HOLDING DISEASE IN THEIR HANDS

As Dr. Sabiston recognized half a century ago, few people are more intimately familiar with disease than surgeons, and that gives them a special responsibility to explore it. The philosophy of discovery he instilled continues to drive the department.

“To surgeons, disease is not an abstract concept,” Kirk says. “It’s something we are literally immersed in. We hold it in our hands. And that tactile immediacy gives you the desire to understand disease at a deeper level, to learn things that you can use to improve care.”
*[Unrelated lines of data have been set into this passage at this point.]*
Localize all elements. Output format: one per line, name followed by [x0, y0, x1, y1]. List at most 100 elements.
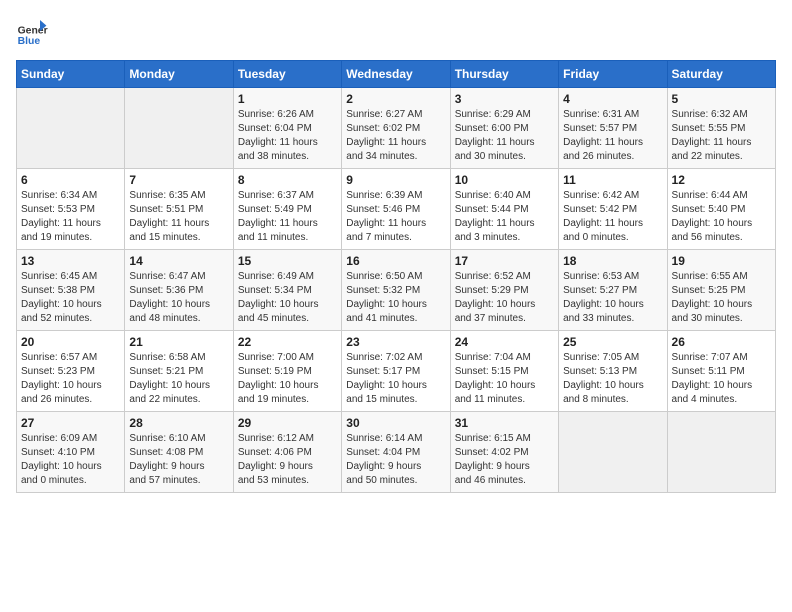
day-info: Sunrise: 6:44 AM Sunset: 5:40 PM Dayligh… [672, 189, 771, 245]
day-number: 15 [238, 254, 337, 268]
calendar-cell: 19Sunrise: 6:55 AM Sunset: 5:25 PM Dayli… [667, 250, 775, 331]
calendar-cell: 21 Sunrise: 6:58 AM Sunset: 5:21 PM Dayli… [125, 331, 233, 412]
day-number: 20 [21, 335, 120, 349]
day-info: Sunrise: 7:04 AM Sunset: 5:15 PM Dayligh… [455, 351, 554, 407]
day-info: Sunrise: 6:09 AM Sunset: 4:10 PM Dayligh… [21, 432, 120, 488]
calendar-cell: 13 Sunrise: 6:45 AM Sunset: 5:38 PM Dayli… [17, 250, 125, 331]
weekday-monday: Monday [125, 61, 233, 88]
calendar-cell: 25 Sunrise: 7:05 AM Sunset: 5:13 PM Dayli… [559, 331, 667, 412]
week-row-2: 6Sunrise: 6:34 AM Sunset: 5:53 PM Daylig… [17, 169, 776, 250]
day-info: Sunrise: 6:26 AM Sunset: 6:04 PM Dayligh… [238, 108, 337, 164]
day-info: Sunrise: 6:37 AM Sunset: 5:49 PM Dayligh… [238, 189, 337, 245]
day-number: 28 [129, 416, 228, 430]
calendar-cell: 5 Sunrise: 6:32 AM Sunset: 5:55 PM Daylig… [667, 88, 775, 169]
weekday-tuesday: Tuesday [233, 61, 341, 88]
calendar-body: 1Sunrise: 6:26 AM Sunset: 6:04 PM Daylig… [17, 88, 776, 493]
day-info: Sunrise: 6:47 AM Sunset: 5:36 PM Dayligh… [129, 270, 228, 326]
calendar-cell: 8 Sunrise: 6:37 AM Sunset: 5:49 PM Daylig… [233, 169, 341, 250]
day-info: Sunrise: 6:42 AM Sunset: 5:42 PM Dayligh… [563, 189, 662, 245]
day-number: 19 [672, 254, 771, 268]
day-number: 21 [129, 335, 228, 349]
day-number: 5 [672, 92, 771, 106]
calendar-cell: 27 Sunrise: 6:09 AM Sunset: 4:10 PM Dayli… [17, 412, 125, 493]
weekday-wednesday: Wednesday [342, 61, 450, 88]
calendar-cell: 23Sunrise: 7:02 AM Sunset: 5:17 PM Dayli… [342, 331, 450, 412]
day-number: 7 [129, 173, 228, 187]
calendar-cell: 31 Sunrise: 6:15 AM Sunset: 4:02 PM Dayli… [450, 412, 558, 493]
day-number: 14 [129, 254, 228, 268]
day-number: 6 [21, 173, 120, 187]
day-number: 13 [21, 254, 120, 268]
day-number: 25 [563, 335, 662, 349]
day-number: 12 [672, 173, 771, 187]
day-info: Sunrise: 7:05 AM Sunset: 5:13 PM Dayligh… [563, 351, 662, 407]
day-info: Sunrise: 6:58 AM Sunset: 5:21 PM Dayligh… [129, 351, 228, 407]
day-info: Sunrise: 6:32 AM Sunset: 5:55 PM Dayligh… [672, 108, 771, 164]
calendar-cell: 9 Sunrise: 6:39 AM Sunset: 5:46 PM Daylig… [342, 169, 450, 250]
day-info: Sunrise: 7:07 AM Sunset: 5:11 PM Dayligh… [672, 351, 771, 407]
calendar-cell [667, 412, 775, 493]
week-row-1: 1Sunrise: 6:26 AM Sunset: 6:04 PM Daylig… [17, 88, 776, 169]
calendar-cell: 6Sunrise: 6:34 AM Sunset: 5:53 PM Daylig… [17, 169, 125, 250]
week-row-5: 27 Sunrise: 6:09 AM Sunset: 4:10 PM Dayli… [17, 412, 776, 493]
calendar-cell [559, 412, 667, 493]
calendar-cell: 2 Sunrise: 6:27 AM Sunset: 6:02 PM Daylig… [342, 88, 450, 169]
day-info: Sunrise: 6:14 AM Sunset: 4:04 PM Dayligh… [346, 432, 445, 488]
day-number: 16 [346, 254, 445, 268]
calendar-cell [125, 88, 233, 169]
day-info: Sunrise: 6:35 AM Sunset: 5:51 PM Dayligh… [129, 189, 228, 245]
calendar-cell: 12 Sunrise: 6:44 AM Sunset: 5:40 PM Dayli… [667, 169, 775, 250]
calendar-cell: 7 Sunrise: 6:35 AM Sunset: 5:51 PM Daylig… [125, 169, 233, 250]
day-info: Sunrise: 7:02 AM Sunset: 5:17 PM Dayligh… [346, 351, 445, 407]
day-number: 31 [455, 416, 554, 430]
day-info: Sunrise: 6:27 AM Sunset: 6:02 PM Dayligh… [346, 108, 445, 164]
day-number: 29 [238, 416, 337, 430]
logo-icon: General Blue [16, 16, 48, 48]
day-info: Sunrise: 6:45 AM Sunset: 5:38 PM Dayligh… [21, 270, 120, 326]
week-row-4: 20 Sunrise: 6:57 AM Sunset: 5:23 PM Dayli… [17, 331, 776, 412]
day-info: Sunrise: 6:40 AM Sunset: 5:44 PM Dayligh… [455, 189, 554, 245]
day-info: Sunrise: 6:50 AM Sunset: 5:32 PM Dayligh… [346, 270, 445, 326]
calendar-table: SundayMondayTuesdayWednesdayThursdayFrid… [16, 60, 776, 493]
day-info: Sunrise: 6:31 AM Sunset: 5:57 PM Dayligh… [563, 108, 662, 164]
day-info: Sunrise: 6:29 AM Sunset: 6:00 PM Dayligh… [455, 108, 554, 164]
day-number: 26 [672, 335, 771, 349]
day-info: Sunrise: 6:52 AM Sunset: 5:29 PM Dayligh… [455, 270, 554, 326]
day-info: Sunrise: 6:53 AM Sunset: 5:27 PM Dayligh… [563, 270, 662, 326]
weekday-sunday: Sunday [17, 61, 125, 88]
day-number: 8 [238, 173, 337, 187]
calendar-cell: 3Sunrise: 6:29 AM Sunset: 6:00 PM Daylig… [450, 88, 558, 169]
calendar-cell: 14 Sunrise: 6:47 AM Sunset: 5:36 PM Dayli… [125, 250, 233, 331]
day-number: 24 [455, 335, 554, 349]
calendar-cell: 22Sunrise: 7:00 AM Sunset: 5:19 PM Dayli… [233, 331, 341, 412]
logo: General Blue [16, 16, 48, 48]
day-info: Sunrise: 6:39 AM Sunset: 5:46 PM Dayligh… [346, 189, 445, 245]
day-number: 11 [563, 173, 662, 187]
weekday-friday: Friday [559, 61, 667, 88]
calendar-cell: 24 Sunrise: 7:04 AM Sunset: 5:15 PM Dayli… [450, 331, 558, 412]
day-info: Sunrise: 6:57 AM Sunset: 5:23 PM Dayligh… [21, 351, 120, 407]
svg-text:Blue: Blue [18, 36, 41, 47]
day-number: 9 [346, 173, 445, 187]
calendar-cell [17, 88, 125, 169]
day-number: 10 [455, 173, 554, 187]
page-header: General Blue [16, 16, 776, 48]
day-info: Sunrise: 6:10 AM Sunset: 4:08 PM Dayligh… [129, 432, 228, 488]
calendar-cell: 16 Sunrise: 6:50 AM Sunset: 5:32 PM Dayli… [342, 250, 450, 331]
weekday-thursday: Thursday [450, 61, 558, 88]
weekday-saturday: Saturday [667, 61, 775, 88]
calendar-cell: 10 Sunrise: 6:40 AM Sunset: 5:44 PM Dayli… [450, 169, 558, 250]
day-number: 18 [563, 254, 662, 268]
day-number: 30 [346, 416, 445, 430]
day-number: 2 [346, 92, 445, 106]
day-info: Sunrise: 6:15 AM Sunset: 4:02 PM Dayligh… [455, 432, 554, 488]
calendar-cell: 28 Sunrise: 6:10 AM Sunset: 4:08 PM Dayli… [125, 412, 233, 493]
calendar-cell: 4Sunrise: 6:31 AM Sunset: 5:57 PM Daylig… [559, 88, 667, 169]
weekday-header-row: SundayMondayTuesdayWednesdayThursdayFrid… [17, 61, 776, 88]
day-number: 27 [21, 416, 120, 430]
day-number: 22 [238, 335, 337, 349]
day-info: Sunrise: 6:12 AM Sunset: 4:06 PM Dayligh… [238, 432, 337, 488]
calendar-header: SundayMondayTuesdayWednesdayThursdayFrid… [17, 61, 776, 88]
calendar-cell: 15Sunrise: 6:49 AM Sunset: 5:34 PM Dayli… [233, 250, 341, 331]
calendar-cell: 11 Sunrise: 6:42 AM Sunset: 5:42 PM Dayli… [559, 169, 667, 250]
The surgeons at Duke are engaged in that work on countless fronts. Technology has enabled clinicians and researchers to collect vast amounts of data, fueling discovery at every level, from molecular genetics to population health.

Discovery is expensive. Federal funding, of course, is essential, but Kirk says philanthropy plays an increasingly important role as well.

“Doing anything well costs money,” he says. “Doing it poorly costs more. We have made great strides toward building the best academic Section of Surgical Disciplines that we can. As margins decrease, we are going to become increasingly dependent on philanthropy to continue this work.”

And as they do, Kirk says, they keep one person always in mind.

 “We capture huge amounts of data, and we explore all kinds of questions, but all of it links back to the people we treat,” he says. “The key factor is to keep the patient at the center of everything we do.”